Accelerate AI: Introducing OpenVINO™ 2023.0
Learn what to expect from OpenVINO™ 2023.0 in this article breaking down new features you can use in your designs.
This year, we are celebrating OpenVINO™’s 5-year anniversary with a brand-new release of the AI inferencing toolkit: OpenVINO 2023.0. This latest release comes with a range of new features and capabilities designed to empower developers to achieve more by making it easier than ever to deploy and accelerate AI workloads.
But before we get into everything you need to know about this release, we’d like to take a moment to express our deepest appreciation for you, our developer community. It has been an incredible journey thus far, and we could not have done it without you. It is with your continued loyalty and support of OpenVINO over the past five years that we’ve been able to reach more than 1 million downloads.
Thank you for being part of this community. We look forward to seeing all the amazing things you do with this new release.
Now, what to expect in 2023.0!
The Top Features
The 2023.0 version of OpenVINO was designed to improve the developer journey through minimizing offline conversions, broadening model support, and advancing hardware optimizations.
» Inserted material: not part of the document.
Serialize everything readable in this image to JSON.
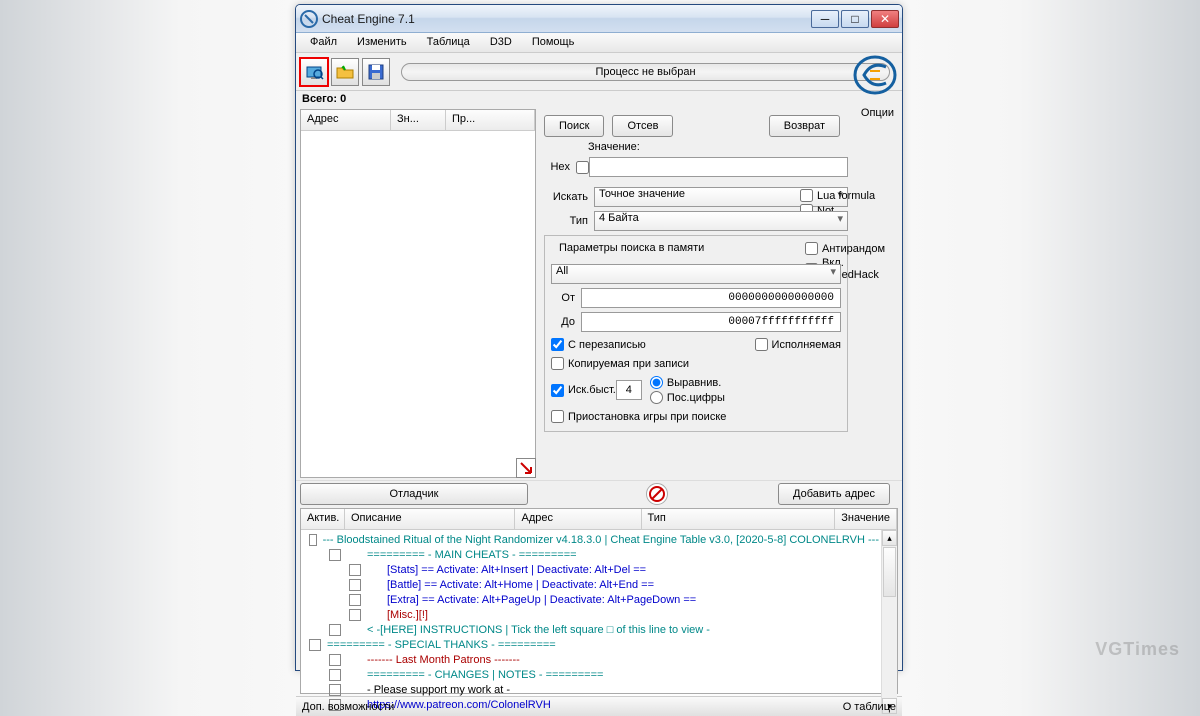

Below are the top highlights AI developers need to know about this release, but you can find the full release notes here.
ModelSelection: These new features minimize code changes for AI developers to allow them to adopt, maintain, and align code better with deep learning frameworks.
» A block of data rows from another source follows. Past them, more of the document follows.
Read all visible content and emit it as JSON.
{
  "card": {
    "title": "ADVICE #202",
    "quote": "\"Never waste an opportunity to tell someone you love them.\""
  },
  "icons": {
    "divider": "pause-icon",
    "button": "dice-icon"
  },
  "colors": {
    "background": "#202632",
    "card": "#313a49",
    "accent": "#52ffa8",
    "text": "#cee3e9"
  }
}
- New TensorFlow integration: To simplify the workflow from training to deployment of TensorFlow models.
- Now on Conda Forge: To provide easier OpenVINO Runtime access for C++ developers who prefer Conda.
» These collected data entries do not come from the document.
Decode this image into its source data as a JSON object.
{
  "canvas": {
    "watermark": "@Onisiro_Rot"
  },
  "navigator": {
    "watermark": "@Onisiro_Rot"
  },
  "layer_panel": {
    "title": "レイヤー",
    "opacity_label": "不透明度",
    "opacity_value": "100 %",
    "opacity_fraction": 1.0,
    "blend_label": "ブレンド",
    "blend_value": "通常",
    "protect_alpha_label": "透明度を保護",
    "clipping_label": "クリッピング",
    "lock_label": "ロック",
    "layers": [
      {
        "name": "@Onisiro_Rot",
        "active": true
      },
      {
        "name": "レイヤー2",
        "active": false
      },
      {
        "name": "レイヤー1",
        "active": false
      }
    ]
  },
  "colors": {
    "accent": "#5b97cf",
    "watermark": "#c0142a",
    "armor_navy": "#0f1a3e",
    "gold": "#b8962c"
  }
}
- Broader processor support: ARM processor support now includes OpenVINO CPU inferencing, including dynamic shapes, full processor performance and broad sample code/notebook tutorial coverage.
- Extended Python support: Added support for Python 3.11 for more potential performance improvements.
Optimize: With these next set of additions, AI developers can now optimize and deploy with ease across more models including NLP, as well as access more AI acceleration with new hardware feature capabilities.
- Broader model support: Support for generative AI models, text processing models, transformer models, etc. is now available.
- Dynamic shapes support on GPU: This means there is no need to reshape models to static shapes when leveraging GPU, providing more flexibility in coding — especially for NLP models.
- NNCF as the quantization tool of choice: We’ve combined post-training quantization (POT) into Neural Network Compression Framework (NNCF) to make it easier to add tremendous performance improvements through model compression.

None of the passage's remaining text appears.